The consumer should never allow the company to use the built-in exhaust fan in the bathroom, as over-spray will foul the fan blades and cause an accumulation of solvent fumes in the loft or other enclosed space.
17. How long does it take to resurface a bath?
Most jobs will take between 4 and 6 hours depending on repairs and overall condition. Longer completion times usually indicate the amount of work and preparation that went into the job to produce a lasting result.
18. How long before I can re-use the bath after resurfacing?
Ready-to-use time can vary from 6 to 48 hours depending on the coating system used, ambient temperature and applicator technique.
It is possible to reduce the cure time when necessary by the use of an infrared system.
19. Can bath crystals, oils and hair dyes harm a resurfaced bath?
Yes, some skin oils and hair colorants that can penetrate human tissue are also able to stain a new surface and can be difficult to remove without buffing. Normal soaps, foam baths and bath oils should not damage a correctly applied bathroom coating provided it is a quality bathroom resurfacing system.
20. Do I need to use a special cleaner with my resurfaced bath or bathroom?
Any non-abrasive quality detergent cleaner that dissolves fats and hard water deposits is suited to the purpose provide it is applied correctly and totally rinsed away afterwards.
ABRASIVE powder and cream cleaners and scouring pads must not be used under any circumstances.
21. Can a rubber mat be left in the bath?
No new or resurfaced tub will stand up to the permanent use of a bath mat over time. The suction cups on the mat bottom will eventually cause marking and in the case of a resurfaced bath, blistering due to airless immersion. Most companies specifically exclude the use of bath mats or stipulate that the mat should be removed from the bath and the bath dried between uses.
22. What anti-slip methods are available for the bathroom and around the home?
The best approach is to ask your refinisher for a slip resistant surface. This can be achieved by mixing fine polymer particles or fine Al Oxide crystals with the resurfacing coating to form a pattern in the bottom of the bath or shower tray floor. Read more about anti-slip methods here.
23. How are walls and other surfaces protected during the resurfacing operation?
All flat surfaces, walls, mirrors, wall heaters, etc. that could be affected by overspray are protected. Dust sheets and the careful application of masking tape and masking paper in all critical positions is usually sufficient for this.
24. Do I have to do any clean up and re-caulking?

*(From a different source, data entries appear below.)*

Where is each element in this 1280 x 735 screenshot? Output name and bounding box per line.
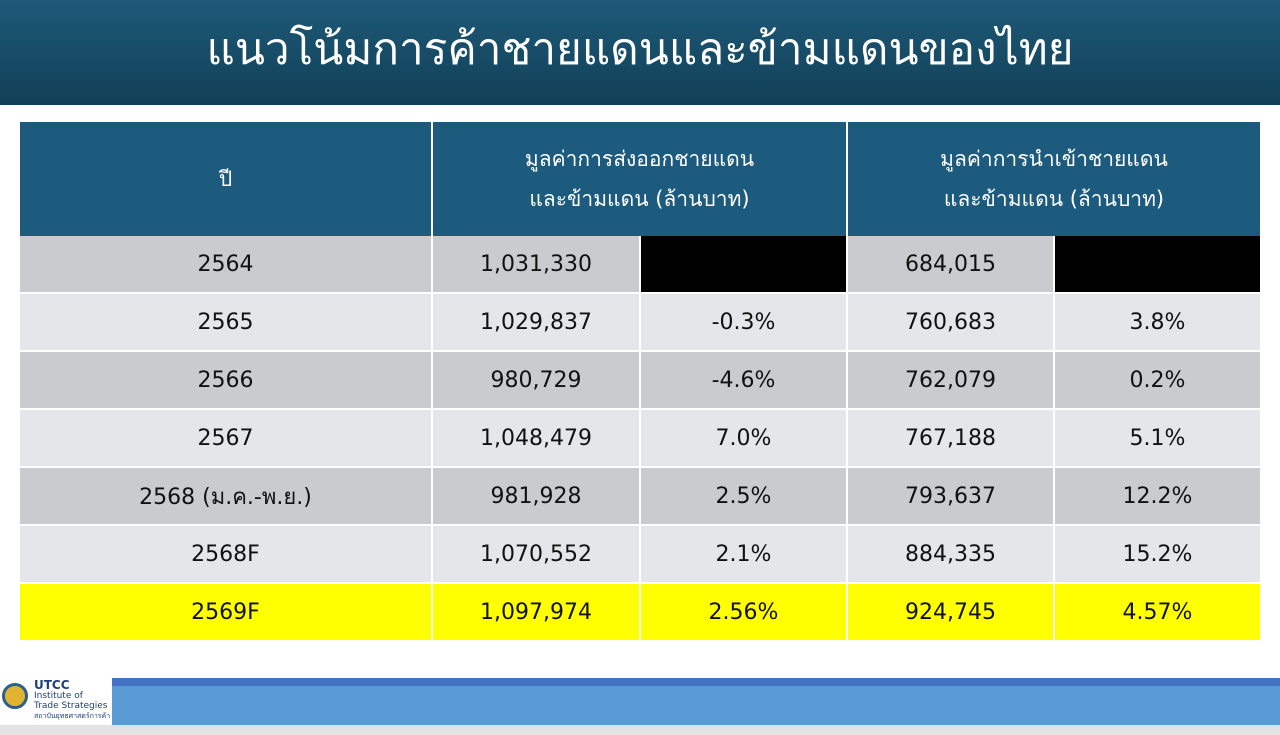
table-cell: 924,745 xyxy=(848,584,1055,642)
title-bar xyxy=(0,0,1280,105)
table-cell: 884,335 xyxy=(848,526,1055,584)
table-cell: 2568 (ม.ค.-พ.ย.) xyxy=(20,468,433,526)
column-header: มูลค่าการนำเข้าชายแดน และข้ามแดน (ล้านบา… xyxy=(848,122,1262,236)
table-cell: 760,683 xyxy=(848,294,1055,352)
table-cell: 5.1% xyxy=(1055,410,1262,468)
table-cell: 1,029,837 xyxy=(433,294,641,352)
table-cell: 1,070,552 xyxy=(433,526,641,584)
blank-cell xyxy=(641,236,848,294)
table-cell: 980,729 xyxy=(433,352,641,410)
column-header: ปี xyxy=(20,122,433,236)
table-cell: 2569F xyxy=(20,584,433,642)
table-cell: 1,048,479 xyxy=(433,410,641,468)
table: ปี มูลค่าการส่งออกชายแดน และข้ามแดน (ล้าน… xyxy=(20,122,1262,642)
footer-base xyxy=(0,725,1280,735)
table-cell: 2566 xyxy=(20,352,433,410)
blank-cell xyxy=(1055,236,1262,294)
table-cell: 12.2% xyxy=(1055,468,1262,526)
logo-text: สถาบันยุทธศาสตร์การค้า xyxy=(34,712,111,720)
table-cell: 981,928 xyxy=(433,468,641,526)
table-cell: 0.2% xyxy=(1055,352,1262,410)
table-cell: 793,637 xyxy=(848,468,1055,526)
table-cell: 2.1% xyxy=(641,526,848,584)
logo-text: Trade Strategies xyxy=(34,701,108,711)
table-cell: 2564 xyxy=(20,236,433,294)
logo-emblem xyxy=(2,683,28,709)
table-cell: 2.56% xyxy=(641,584,848,642)
table-cell: 762,079 xyxy=(848,352,1055,410)
table-cell: 2567 xyxy=(20,410,433,468)
table-cell: 4.57% xyxy=(1055,584,1262,642)
table-cell: 2568F xyxy=(20,526,433,584)
table-cell: 1,097,974 xyxy=(433,584,641,642)
table-cell: 3.8% xyxy=(1055,294,1262,352)
table-cell: 7.0% xyxy=(641,410,848,468)
table-cell: 2565 xyxy=(20,294,433,352)
table-cell: -4.6% xyxy=(641,352,848,410)
logo-text: UTCC xyxy=(34,678,70,692)
table-cell: 15.2% xyxy=(1055,526,1262,584)
column-header: มูลค่าการส่งออกชายแดน และข้ามแดน (ล้านบา… xyxy=(433,122,848,236)
table-cell: 767,188 xyxy=(848,410,1055,468)
table-cell: 684,015 xyxy=(848,236,1055,294)
table-cell: -0.3% xyxy=(641,294,848,352)
table-cell: 2.5% xyxy=(641,468,848,526)
footer-bar xyxy=(112,678,1280,725)
title: แนวโน้มการค้าชายแดนและข้ามแดนของไทย xyxy=(206,24,1074,75)
logo-text: Institute of xyxy=(34,691,83,701)
table-cell: 1,031,330 xyxy=(433,236,641,294)
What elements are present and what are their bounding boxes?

The refinisher usually removes all masking and disposes of same off site. Check that removal of masking papers and application of caulk at wall joints is included in the price and that this is carried out either the same day or in the next 2 days after completion.
In remote locations, the customer will save cost by offering to may need to remove masking papers and apply caulk themselves.
25. How long should the resurfaced bath last?
A properly maintained surface should provide many years of service and enjoyment for the consumer. In the residential field the lifetime that might be expected is between 5 and 15 years depending on cleaning standards, avoidance of accidental damage and misuse. In the hotel industry the period is between 4 and 7 years depending on daily cleaning standards, the level of wear and tear, and misuse.
26. What is covered by a warranty and how long is it for?
Bathroom applicators are independent businesses responsible for warranting their own workmanship. The warranty covers general loss of adhesion or any other coating failure that can be attributed to workmanship or materials. It does not cover accidental damage or misuse or failure of any substrate. The warranty should always be printed on the invoice or on a separate agreement so that the customer can be fully aware of and satisfied with the terms.